Many specialty paper products are currently being made from synthetic fibers. In fact, synthetic fibers will make the paper last longer, although with other significant disadvantages.

Natural cellulose fibers have limited resistance to chemical attack and exposure to heat. Because synthetic fiber papers can be made resistant to strong acids, they are useful for many purposes. Paper can even be made from glass fiber, and such paper has great resistance to both heat and chemicals. Such paper is great for wrapping food that is to be heated in a microwave oven, but it is not designed for printing information that should last for decades. Printing on that paper may last only a few years.

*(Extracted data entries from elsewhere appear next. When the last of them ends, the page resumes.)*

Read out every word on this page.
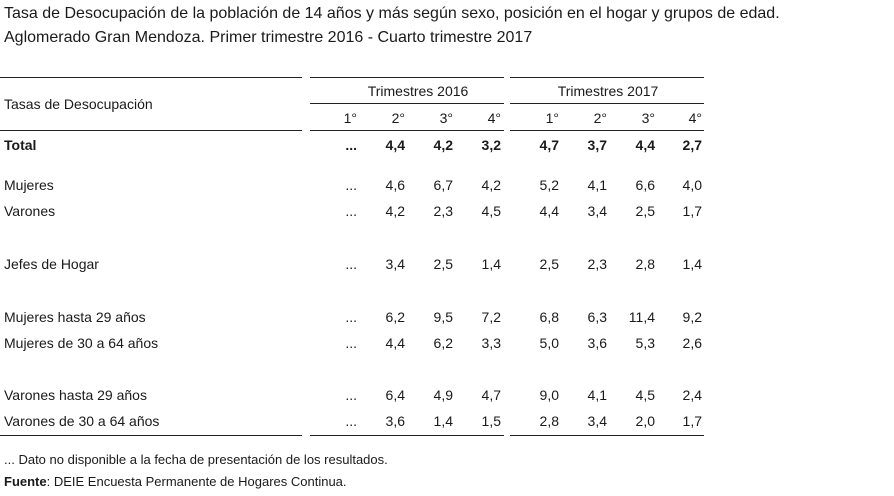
Tasa de Desocupación de la población de 14 años y más según sexo, posición en el hogar y grupos de edad.
Aglomerado Gran Mendoza. Primer trimestre 2016 - Cuarto trimestre 2017
Tasas de Desocupación
Trimestres 2016	Trimestres 2017
1°	2°	3°	4°	1°	2°	3°	4°
Total	...	4,4	4,2	3,2	4,7	3,7	4,4	2,7
Mujeres	...	4,6	6,7	4,2	5,2	4,1	6,6	4,0
Varones	...	4,2	2,3	4,5	4,4	3,4	2,5	1,7
Jefes de Hogar	...	3,4	2,5	1,4	2,5	2,3	2,8	1,4
Mujeres hasta 29 años	...	6,2	9,5	7,2	6,8	6,3	11,4	9,2
Mujeres de 30 a 64 años	...	4,4	6,2	3,3	5,0	3,6	5,3	2,6
Varones hasta 29 años	...	6,4	4,9	4,7	9,0	4,1	4,5	2,4
Varones de 30 a 64 años	...	3,6	1,4	1,5	2,8	3,4	2,0	1,7
... Dato no disponible a la fecha de presentación de los resultados.
Fuente: DEIE Encuesta Permanente de Hogares Continua.
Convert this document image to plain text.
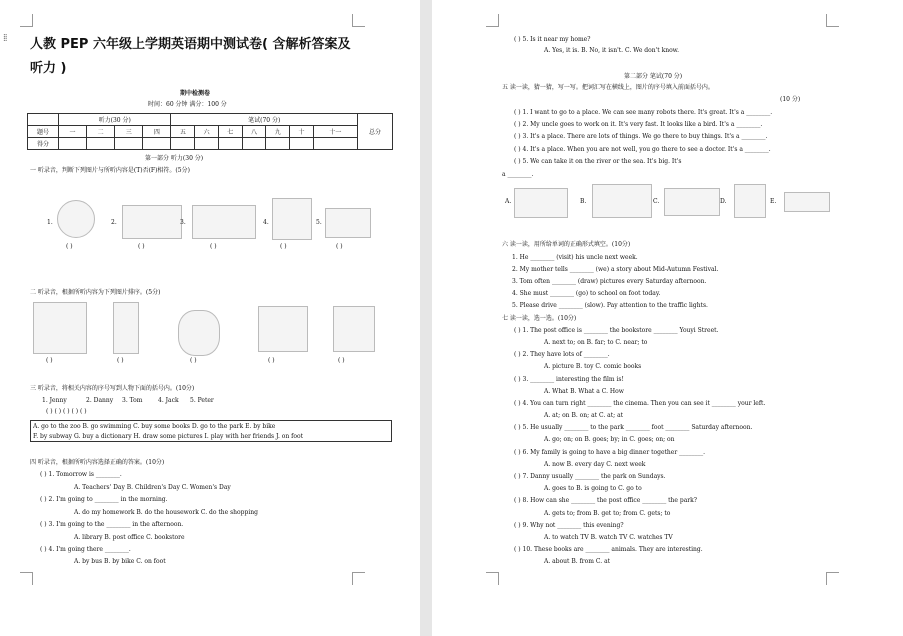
⁞⁞ 人教 PEP 六年级上学期英语期中测试卷( 含解析答案及
听力 )
期中检测卷
时间：60 分钟 满分：100 分
	听力(30 分)				笔试(70 分)							总分
题号	一	二	三	四	五	六	七	八	九	十	十一	
得分												
第一部分 听力(30 分)
一 听录音，判断下列图片与所听内容是(T)否(F)相符。(5分)
1.	2.	3.	4.	5.
( )	( )	( )	( )	( )
二 听录音，根据所听内容为下列图片排序。(5分)
( )	( )	( )	( )	( )
三 听录音，将相关内容的序号写到人物下面的括号内。(10分)
1. Jenny	2. Danny 3. Tom	4. Jack 5. Peter
( ) ( ) ( ) ( ) ( )
A. go to the zoo B. go swimming C. buy some books D. go to the park E. by bike
F. by subway G. buy a dictionary H. draw some pictures I. play with her friends J. on foot
四 听录音，根据所听内容选择正确的答案。(10分)
( ) 1. Tomorrow is ________.
A. Teachers' Day B. Children's Day C. Women's Day
( ) 2. I'm going to ________ in the morning.
A. do my homework B. do the housework C. do the shopping
( ) 3. I'm going to the ________ in the afternoon.
A. library B. post office C. bookstore
( ) 4. I'm going there ________.
A. by bus B. by bike C. on foot
( ) 5. Is it near my home?
A. Yes, it is. B. No, it isn't. C. We don't know.
第二部分 笔试(70 分)
五 读一读，猜一猜，写一写。把词汇写在横线上，图片的序号填入前面括号内。
(10 分)
( ) 1. I want to go to a place. We can see many robots there. It's great. It's a ________.
( ) 2. My uncle goes to work on it. It's very fast. It looks like a bird. It's a ________.
( ) 3. It's a place. There are lots of things. We go there to buy things. It's a ________.
( ) 4. It's a place. When you are not well, you go there to see a doctor. It's a ________.
( ) 5. We can take it on the river or the sea. It's big. It's
a ________.
A.	B.	C.	D.	E.
六 读一读，用所给单词的正确形式填空。(10分)
1. He ________ (visit) his uncle next week.
2. My mother tells ________ (we) a story about Mid-Autumn Festival.
3. Tom often ________ (draw) pictures every Saturday afternoon.
4. She must ________ (go) to school on foot today.
5. Please drive ________ (slow). Pay attention to the traffic lights.
七 读一读，选一选。(10分)
( ) 1. The post office is ________ the bookstore ________ Youyi Street.
A. next to; on B. far; to C. near; to
( ) 2. They have lots of ________.
A. picture B. toy C. comic books
( ) 3. ________ interesting the film is!
A. What B. What a C. How
( ) 4. You can turn right ________ the cinema. Then you can see it ________ your left.
A. at; on B. on; at C. at; at
( ) 5. He usually ________ to the park ________ foot ________ Saturday afternoon.
A. go; on; on B. goes; by; in C. goes; on; on
( ) 6. My family is going to have a big dinner together ________.
A. now B. every day C. next week
( ) 7. Danny usually ________ the park on Sundays.
A. goes to B. is going to C. go to
( ) 8. How can she ________ the post office ________ the park?
A. gets to; from B. get to; from C. gets; to
( ) 9. Why not ________ this evening?
A. to watch TV B. watch TV C. watches TV
( ) 10. These books are ________ animals. They are interesting.
A. about B. from C. at
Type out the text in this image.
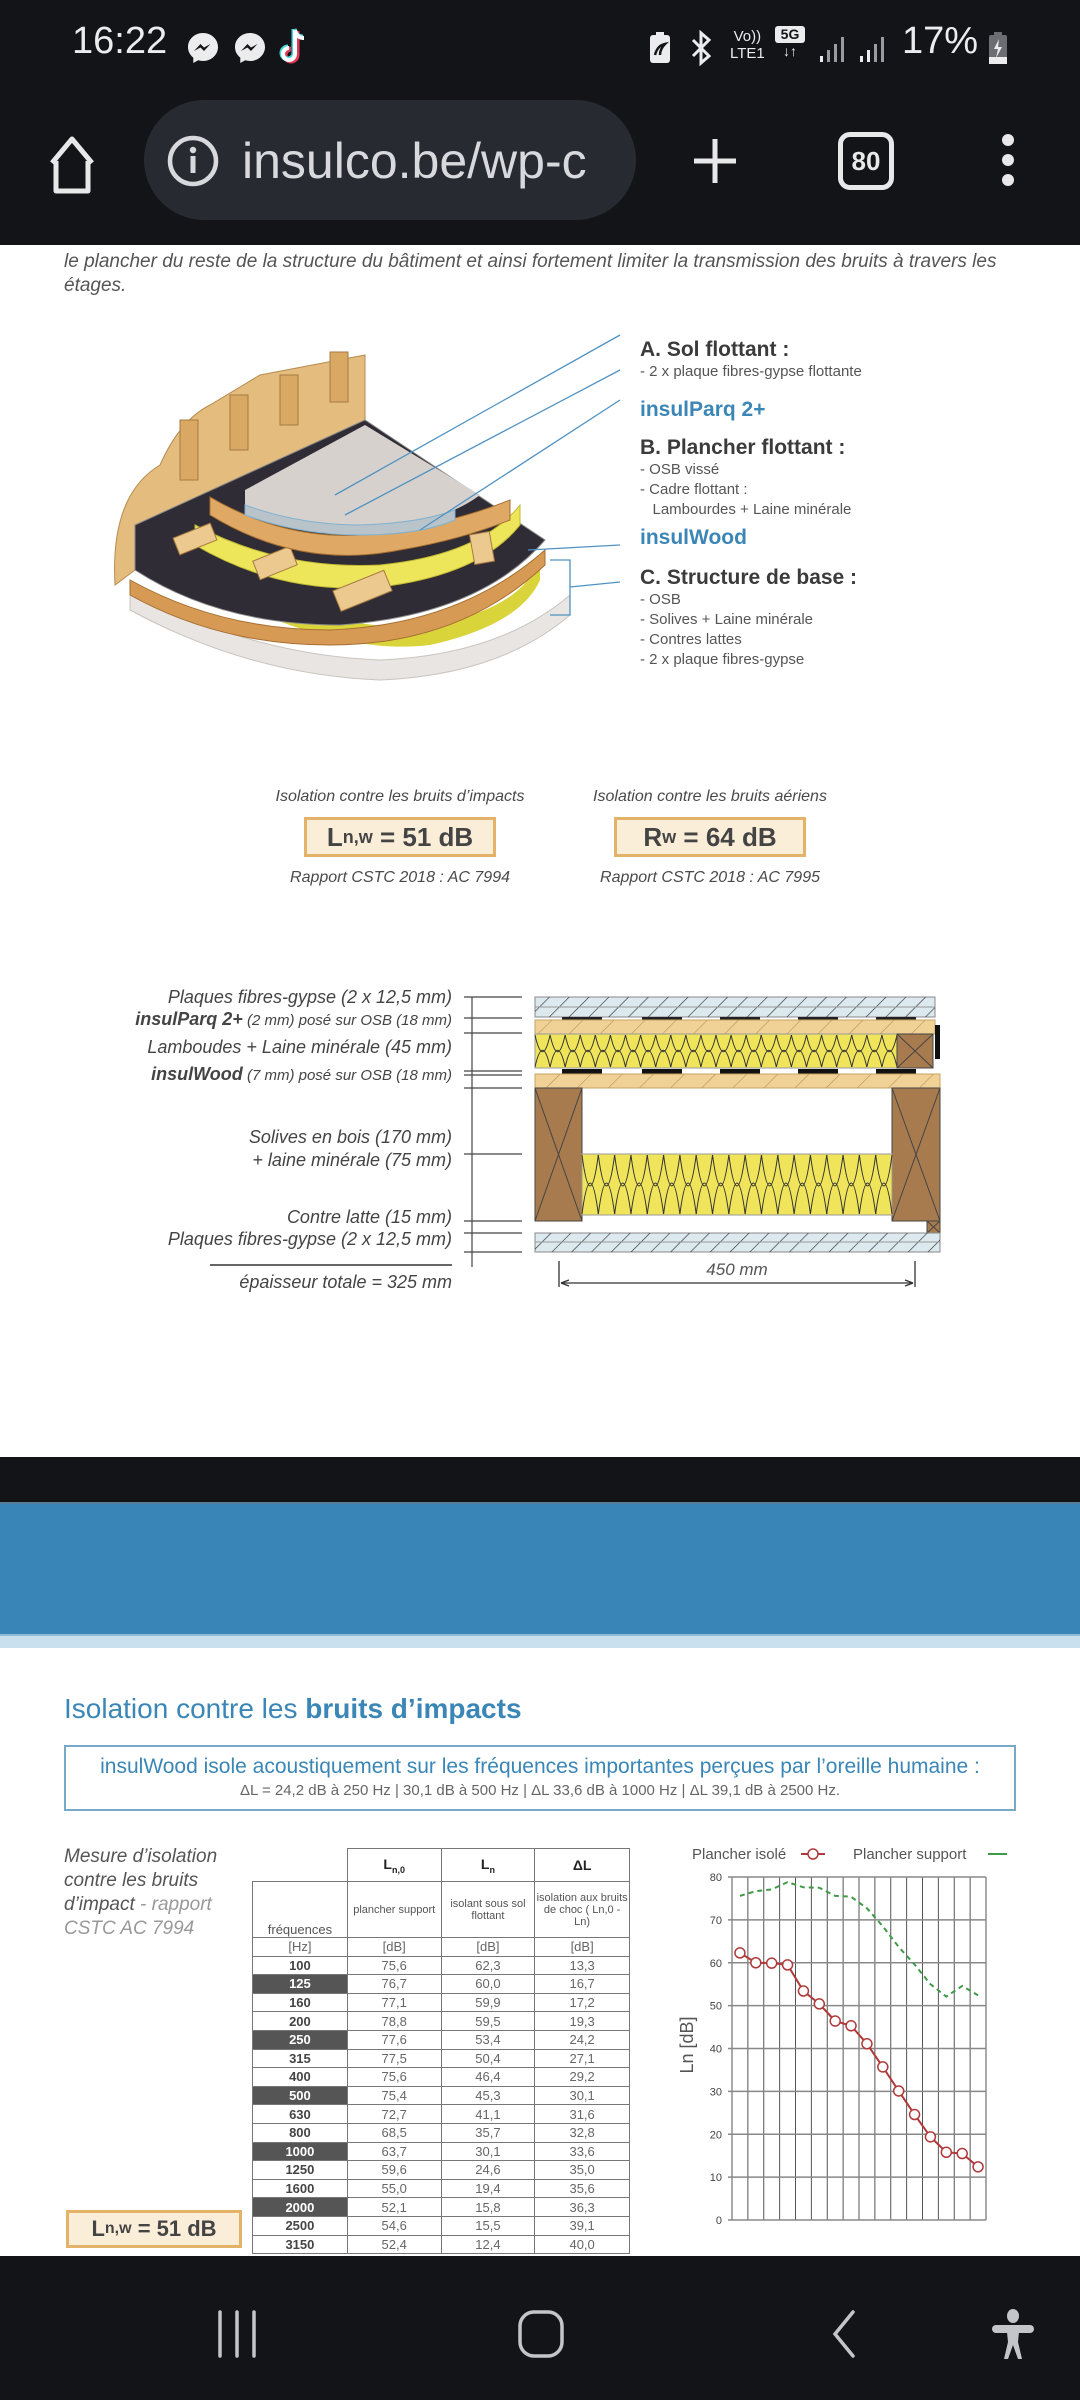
16:22	Vo))
LTE1
5G
↓↑	17%
insulco.be/wp-c	80
le plancher du reste de la structure du bâtiment et ainsi fortement limiter la transmission des bruits à travers les étages.
A. Sol flottant :
- 2 x plaque fibres-gypse flottante
insulParq 2+
B. Plancher flottant :
- OSB vissé
- Cadre flottant :
Lambourdes + Laine minérale
insulWood
C. Structure de base :
- OSB
- Solives + Laine minérale
- Contres lattes
- 2 x plaque fibres-gypse
Isolation contre les bruits d’impacts
L n,w
= 51 dB
Rapport CSTC 2018 : AC 7994
Isolation contre les bruits aériens
R w
= 64 dB
Rapport CSTC 2018 : AC 7995
Plaques fibres-gypse (2 x 12,5 mm)
insulParq 2+ (2 mm) posé sur OSB (18 mm)
Lamboudes + Laine minérale (45 mm)
insulWood (7 mm) posé sur OSB (18 mm)
Solives en bois (170 mm)
+ laine minérale (75 mm)
Contre latte (15 mm)
Plaques fibres-gypse (2 x 12,5 mm)
épaisseur totale = 325 mm
450 mm
Isolation contre les bruits d’impacts
insulWood isole acoustiquement sur les fréquences importantes perçues par l’oreille humaine :
ΔL = 24,2 dB à 250 Hz | 30,1 dB à 500 Hz | ΔL 33,6 dB à 1000 Hz | ΔL 39,1 dB à 2500 Hz.
Mesure d’isolation contre les bruits d’impact - rapport CSTC AC 7994
L n,w
= 51 dB
	$L_{n,0}$	$L_n$	ΔL
fréquences	plancher support	isolant sous sol flottant	isolation aux bruits de choc ( Ln,0 - Ln)
[Hz]	[dB]	[dB]	[dB]
100	75,6	62,3	13,3
125	76,7	60,0	16,7
160	77,1	59,9	17,2
200	78,8	59,5	19,3
250	77,6	53,4	24,2
315	77,5	50,4	27,1
400	75,6	46,4	29,2
500	75,4	45,3	30,1
630	72,7	41,1	31,6
800	68,5	35,7	32,8
1000	63,7	30,1	33,6
1250	59,6	24,6	35,0
1600	55,0	19,4	35,6
2000	52,1	15,8	36,3
2500	54,6	15,5	39,1
3150	52,4	12,4	40,0
Plancher isolé	Plancher support
0
10
20
30
40
50
60
70
80
Ln [dB]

The natural cellulose fibers of ordinary paper are hygroscopic; that is, they absorb water from the air and reach equilibrium, depending upon the relative humidity. Therefore, the moisture content of paper changes with atmospheric conditions. These changes cause swelling and shrinkage of fibers, accounting for the puckering and curling of papers. Synthetic fibers not subject to these changes can be used to produce dimensionally stable papers.

Unfortunately, paper that is resistant to water absorption is also resistant to ink absorption. Ink applied to the paper in the printing process sticks to the outside of the paper and is easily readable for a few years. However, the ink does not soak into the fibers in the same way as it does with acid-free paper that contains all natural fibers. The result is a printed page that stands up to rough usage, exposure to sunlight, and chemicals, but the printing on such paper fades within a few years.

Archival quality paper can be found today at higher prices. Indeed, if you wish to print something on your computer for long-term readability, you should be using this expensive paper. However, most people simply use the low-cost general-purpose copier and printer paper sold at office supply stores. You should not expect to keep that paper for 20 or 25 years.

The topic of paper’s life expectancy may not even be the most important issue.